5Très vite, la petite salle qui sert de bibliothèque s’avère trop petite. Le nouveau local, situé au premier étage d’une ancienne église située de l’autre côté du canal du Rapenburg, est conçu de prime abord comme une bibliothèque de recherche. Son inauguration, en 1595, vingt ans après la fondation de l’université, symbolise en quelque sorte la maturité de l’établissement qui se présente avec son premier catalogue imprimé, le Nomenclator, une feuille de route détaillée pour étudiants et professeurs10. L’espace de transmission du savoir s’affirme et se propulse à l’échelle européenne grâce à une campagne de presse bien orchestrée. En effet, à la même époque, l’université construit, tout à côté de la bibliothèque, un théâtre anatomique, un jardin botanique et une salle d’escrime. L’université commande alors au graveur Johannes Corneliszoon Woudanus une série de gravures représentant ces quatre espaces et les distribue, dans l’espoir d’attirer ainsi le plus possible d’étudiants et d’engager des savants étrangers à accepter un poste à Leyde. La jeune université de Leyde a donc très vite vu l’intérêt de traduire en stratégie publicitaire la réalisation de voies spécifiques de transmission du savoir.

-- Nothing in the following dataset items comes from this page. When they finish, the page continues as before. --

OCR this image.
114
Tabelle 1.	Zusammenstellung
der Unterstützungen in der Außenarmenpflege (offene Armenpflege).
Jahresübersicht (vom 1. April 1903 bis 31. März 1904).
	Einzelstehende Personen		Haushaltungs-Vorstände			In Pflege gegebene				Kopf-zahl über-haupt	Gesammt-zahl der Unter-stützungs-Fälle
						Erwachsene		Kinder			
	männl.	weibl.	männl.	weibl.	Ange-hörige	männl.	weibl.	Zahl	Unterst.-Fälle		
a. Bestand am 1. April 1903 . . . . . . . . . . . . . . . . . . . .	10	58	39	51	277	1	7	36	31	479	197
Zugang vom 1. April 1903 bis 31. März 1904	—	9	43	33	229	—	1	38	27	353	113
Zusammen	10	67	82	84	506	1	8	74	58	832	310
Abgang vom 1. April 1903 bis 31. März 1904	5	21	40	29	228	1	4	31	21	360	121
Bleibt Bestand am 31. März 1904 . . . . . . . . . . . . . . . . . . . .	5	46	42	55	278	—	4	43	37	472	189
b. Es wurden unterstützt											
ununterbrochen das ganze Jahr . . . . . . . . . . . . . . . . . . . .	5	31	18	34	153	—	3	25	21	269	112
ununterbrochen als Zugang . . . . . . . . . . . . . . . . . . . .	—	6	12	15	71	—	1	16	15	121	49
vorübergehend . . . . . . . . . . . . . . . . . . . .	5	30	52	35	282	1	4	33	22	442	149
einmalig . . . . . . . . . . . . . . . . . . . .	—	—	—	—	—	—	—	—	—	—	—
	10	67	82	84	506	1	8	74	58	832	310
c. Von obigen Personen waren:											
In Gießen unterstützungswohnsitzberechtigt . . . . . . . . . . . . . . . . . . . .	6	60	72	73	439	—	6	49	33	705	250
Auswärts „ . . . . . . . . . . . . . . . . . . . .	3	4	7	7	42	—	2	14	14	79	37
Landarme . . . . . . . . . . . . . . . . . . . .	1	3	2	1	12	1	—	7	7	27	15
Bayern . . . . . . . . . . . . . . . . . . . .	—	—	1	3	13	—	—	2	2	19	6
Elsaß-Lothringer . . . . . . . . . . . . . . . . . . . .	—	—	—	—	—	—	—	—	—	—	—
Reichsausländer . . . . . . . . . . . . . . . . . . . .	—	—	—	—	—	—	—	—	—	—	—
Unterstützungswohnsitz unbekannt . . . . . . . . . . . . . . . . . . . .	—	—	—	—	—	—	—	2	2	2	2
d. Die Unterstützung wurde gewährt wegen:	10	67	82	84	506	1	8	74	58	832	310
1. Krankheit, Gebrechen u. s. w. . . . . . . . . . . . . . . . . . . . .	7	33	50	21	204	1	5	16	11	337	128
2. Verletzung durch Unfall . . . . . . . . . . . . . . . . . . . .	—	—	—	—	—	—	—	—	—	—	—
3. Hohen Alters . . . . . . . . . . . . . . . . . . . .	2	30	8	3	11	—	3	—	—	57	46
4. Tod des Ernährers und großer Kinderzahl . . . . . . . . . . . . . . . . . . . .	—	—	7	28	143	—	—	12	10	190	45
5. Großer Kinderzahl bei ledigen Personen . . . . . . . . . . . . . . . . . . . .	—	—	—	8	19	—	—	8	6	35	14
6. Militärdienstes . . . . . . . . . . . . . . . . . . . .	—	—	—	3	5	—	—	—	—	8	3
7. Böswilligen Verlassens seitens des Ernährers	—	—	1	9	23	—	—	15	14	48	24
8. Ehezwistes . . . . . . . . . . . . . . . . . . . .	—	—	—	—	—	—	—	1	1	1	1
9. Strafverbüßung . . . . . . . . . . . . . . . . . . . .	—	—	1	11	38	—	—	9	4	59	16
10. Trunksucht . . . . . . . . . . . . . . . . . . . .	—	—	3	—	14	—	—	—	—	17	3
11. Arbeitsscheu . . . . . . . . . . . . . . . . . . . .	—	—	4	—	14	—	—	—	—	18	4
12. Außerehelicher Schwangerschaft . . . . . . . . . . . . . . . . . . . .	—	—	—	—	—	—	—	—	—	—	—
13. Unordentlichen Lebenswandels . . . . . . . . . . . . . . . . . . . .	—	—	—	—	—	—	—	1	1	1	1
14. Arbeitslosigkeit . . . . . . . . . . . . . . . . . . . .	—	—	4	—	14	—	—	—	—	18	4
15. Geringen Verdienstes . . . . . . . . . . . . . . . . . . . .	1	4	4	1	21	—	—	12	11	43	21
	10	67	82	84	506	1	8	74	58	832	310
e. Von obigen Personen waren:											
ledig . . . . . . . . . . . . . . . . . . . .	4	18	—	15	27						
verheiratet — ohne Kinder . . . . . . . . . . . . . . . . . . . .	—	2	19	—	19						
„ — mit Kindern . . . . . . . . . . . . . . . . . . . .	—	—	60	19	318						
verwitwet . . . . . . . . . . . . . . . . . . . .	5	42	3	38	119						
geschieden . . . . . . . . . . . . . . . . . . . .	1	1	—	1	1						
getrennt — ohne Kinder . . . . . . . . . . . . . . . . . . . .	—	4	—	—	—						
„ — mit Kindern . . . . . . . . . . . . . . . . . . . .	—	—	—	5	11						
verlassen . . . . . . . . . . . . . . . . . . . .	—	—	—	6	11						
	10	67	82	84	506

6Professeurs et étudiants – même si ceux-ci ne peuvent utiliser la bibliothèque qu’assez chichement – y trouveront ce qu’ils cherchent, écrit Petrus Bertius, l’auteur du premier catalogue : les théologiens la connaissance, les juristes l’exercice, les médecins l’instruction et les littéraires plaisir et jouissance11. Et tout cela se déroule dans un espace symbolique typiquement humaniste puisque, des murs de la bibliothèque, les grands prédécesseurs regarderont d’un air bienveillant la nouvelle génération au travail, tandis que globes, cartes et un panorama de Constantinople (un dessin de Melchior Lorichs remplissant tout le mur nord de la bibliothèque) représenteront la soif de connaissance du monde extérieur. On est encore dans une bibliothèque privée d’humaniste pour qui la connaissance se trouve dans l’étude des anciens et déjà dans une bibliothèque institutionnelle encyclopédique pleine d’intérêt pour les nouvelles découvertes scientifiques. Les livres sont encore enchaînés, comme au Moyen Âge, mais on les a enchaînés de telle manière qu’on peut facilement y ajouter de nouveaux ouvrages et les comparer en un tour de main. Quant au catalogue, outre la description classique des ouvrages, il fournit également une description systématique d’appoint de grands recueils difficiles à manier, tels le Talmud ou les Monumenta Sanctorum Patrum. À l’aube du xviie siècle, on a mis en place tout ce qu’il faut pour la recherche scientifique.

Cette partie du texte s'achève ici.